Dalam anjuran bepergian yang telah diperbaharui, Kementerian Luar Negeri mengatakan bahwa setelah intervensi Prancis di Mali terhadap ekstrimis Islam, ada kemungkinan serangan balasan terhadap kepentingan-kepentingan di kawasan itu.

Ada pula ancaman penculikan di Libia.

Serangan bulan September tahun lalu terhadap konsulat AS di Benghazi mengundang kecaman internasional.

Seorangjuru bicara tidak bersedia mengkonfirmasi berapa warga Inggris yang telah mereka hubungi tapi ia mengatakan "jumlahnya kecil."

Wartawan BBC Richard Galpin mengatakan ada kurang dari 50 warga Inggris di Benghazi termasuk guru dan pengusaha.

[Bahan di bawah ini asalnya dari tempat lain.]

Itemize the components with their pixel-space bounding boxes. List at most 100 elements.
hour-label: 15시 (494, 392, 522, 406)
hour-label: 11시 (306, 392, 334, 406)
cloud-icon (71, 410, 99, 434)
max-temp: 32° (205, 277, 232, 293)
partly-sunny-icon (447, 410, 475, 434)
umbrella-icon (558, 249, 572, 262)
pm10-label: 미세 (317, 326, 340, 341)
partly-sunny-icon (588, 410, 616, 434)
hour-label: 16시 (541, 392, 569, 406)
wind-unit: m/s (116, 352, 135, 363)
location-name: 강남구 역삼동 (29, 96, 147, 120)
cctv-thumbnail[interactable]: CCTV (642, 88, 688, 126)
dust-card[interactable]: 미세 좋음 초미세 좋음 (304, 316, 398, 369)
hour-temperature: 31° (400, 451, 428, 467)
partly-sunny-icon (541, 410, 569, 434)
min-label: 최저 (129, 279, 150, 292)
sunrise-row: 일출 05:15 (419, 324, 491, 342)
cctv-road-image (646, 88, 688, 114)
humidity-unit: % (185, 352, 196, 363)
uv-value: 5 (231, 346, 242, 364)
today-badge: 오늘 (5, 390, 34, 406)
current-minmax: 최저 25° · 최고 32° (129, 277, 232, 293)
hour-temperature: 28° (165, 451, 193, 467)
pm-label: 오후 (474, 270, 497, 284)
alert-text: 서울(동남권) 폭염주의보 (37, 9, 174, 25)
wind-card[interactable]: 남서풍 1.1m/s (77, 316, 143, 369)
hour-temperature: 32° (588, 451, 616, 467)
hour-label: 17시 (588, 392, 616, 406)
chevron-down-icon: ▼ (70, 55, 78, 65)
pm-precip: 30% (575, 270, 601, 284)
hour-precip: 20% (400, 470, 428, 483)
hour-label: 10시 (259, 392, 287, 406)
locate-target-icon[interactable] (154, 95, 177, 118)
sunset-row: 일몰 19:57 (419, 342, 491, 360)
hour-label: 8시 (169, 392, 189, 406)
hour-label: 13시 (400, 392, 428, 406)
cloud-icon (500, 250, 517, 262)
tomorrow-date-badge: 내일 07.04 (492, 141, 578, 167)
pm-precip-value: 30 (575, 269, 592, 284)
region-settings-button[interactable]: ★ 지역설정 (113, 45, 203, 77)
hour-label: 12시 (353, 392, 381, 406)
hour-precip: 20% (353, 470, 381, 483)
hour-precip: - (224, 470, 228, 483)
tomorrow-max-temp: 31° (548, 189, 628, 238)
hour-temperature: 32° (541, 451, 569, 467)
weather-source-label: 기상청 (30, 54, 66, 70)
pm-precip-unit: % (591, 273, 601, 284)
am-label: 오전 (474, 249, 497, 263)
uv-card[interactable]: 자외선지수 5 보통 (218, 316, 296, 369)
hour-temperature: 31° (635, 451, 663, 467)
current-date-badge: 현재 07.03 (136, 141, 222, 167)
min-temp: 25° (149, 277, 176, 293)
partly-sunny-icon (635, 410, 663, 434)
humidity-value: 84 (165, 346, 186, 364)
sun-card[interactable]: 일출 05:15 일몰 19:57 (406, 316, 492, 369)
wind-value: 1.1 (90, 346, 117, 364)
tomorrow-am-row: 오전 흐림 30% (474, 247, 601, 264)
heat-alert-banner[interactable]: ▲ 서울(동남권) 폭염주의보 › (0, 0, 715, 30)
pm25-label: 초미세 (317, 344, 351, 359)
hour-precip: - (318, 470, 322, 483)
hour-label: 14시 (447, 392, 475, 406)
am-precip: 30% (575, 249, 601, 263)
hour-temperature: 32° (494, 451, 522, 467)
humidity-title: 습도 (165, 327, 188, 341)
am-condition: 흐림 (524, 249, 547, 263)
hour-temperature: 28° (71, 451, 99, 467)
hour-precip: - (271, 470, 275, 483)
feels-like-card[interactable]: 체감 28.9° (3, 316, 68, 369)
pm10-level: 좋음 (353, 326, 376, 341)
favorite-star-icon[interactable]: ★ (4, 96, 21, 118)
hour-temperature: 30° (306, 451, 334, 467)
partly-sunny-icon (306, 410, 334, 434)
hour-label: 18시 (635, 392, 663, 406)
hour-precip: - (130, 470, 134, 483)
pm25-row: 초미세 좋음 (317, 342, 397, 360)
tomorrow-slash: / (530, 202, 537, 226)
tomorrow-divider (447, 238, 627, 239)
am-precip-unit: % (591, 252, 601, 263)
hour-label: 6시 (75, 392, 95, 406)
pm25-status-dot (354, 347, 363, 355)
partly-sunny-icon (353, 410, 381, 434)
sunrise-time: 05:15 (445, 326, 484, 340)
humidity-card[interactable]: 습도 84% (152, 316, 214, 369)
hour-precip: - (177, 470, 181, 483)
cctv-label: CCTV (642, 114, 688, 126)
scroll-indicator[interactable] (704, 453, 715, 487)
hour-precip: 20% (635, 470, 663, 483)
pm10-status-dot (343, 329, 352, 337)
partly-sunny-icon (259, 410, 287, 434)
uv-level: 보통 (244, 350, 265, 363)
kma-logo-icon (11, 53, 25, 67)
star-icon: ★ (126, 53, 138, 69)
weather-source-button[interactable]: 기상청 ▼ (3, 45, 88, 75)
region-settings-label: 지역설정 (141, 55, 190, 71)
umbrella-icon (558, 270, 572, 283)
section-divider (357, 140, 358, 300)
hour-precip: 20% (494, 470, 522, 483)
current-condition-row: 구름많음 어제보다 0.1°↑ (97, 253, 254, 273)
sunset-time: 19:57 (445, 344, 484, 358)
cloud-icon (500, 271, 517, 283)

Pejabat Kementerian Luar Negeri David Lidington mengatakan pada BBC bahwa pemerintah menerima laporan "kredibel, serius dan spesifik" tentang "ancaman teroris".

Ia menambahkan, "Risiko teroris di Benghazi dan wilayah lain di Libia telah ada selama beberapa lama sebelum krisis Mali dan Aljazair pekan lalu...keamanan warga negara Inggris adalah prioritas utama."

Lidington tidak menjelaskan apakah pemerintah Inggris akan menyewa pesawat ke Benghazi untuk mengevakuasi warga negara Inggris, tapi mengatakan, "Saran kami pada mereka adalah untuk tidak menunda, langsung saja pergi."

Pemerintah Jerman mengatakan di situs web mereka bahwa ada "ancaman mendesak dan spesifik terhadap warga negara Barat di Benghazi" dan mendesak "semua warga Jerman untuk segera meninggalkan kota itu."

Thijs van Son, juru bicara kementerian luar negeri Belanda, mengatakan pada kantor berita Associated Press bahwa peringatan bepergian ke Benghazi telah ditingkatkan karena kementerian punya "alasan untuk percaya ada ancaman serius."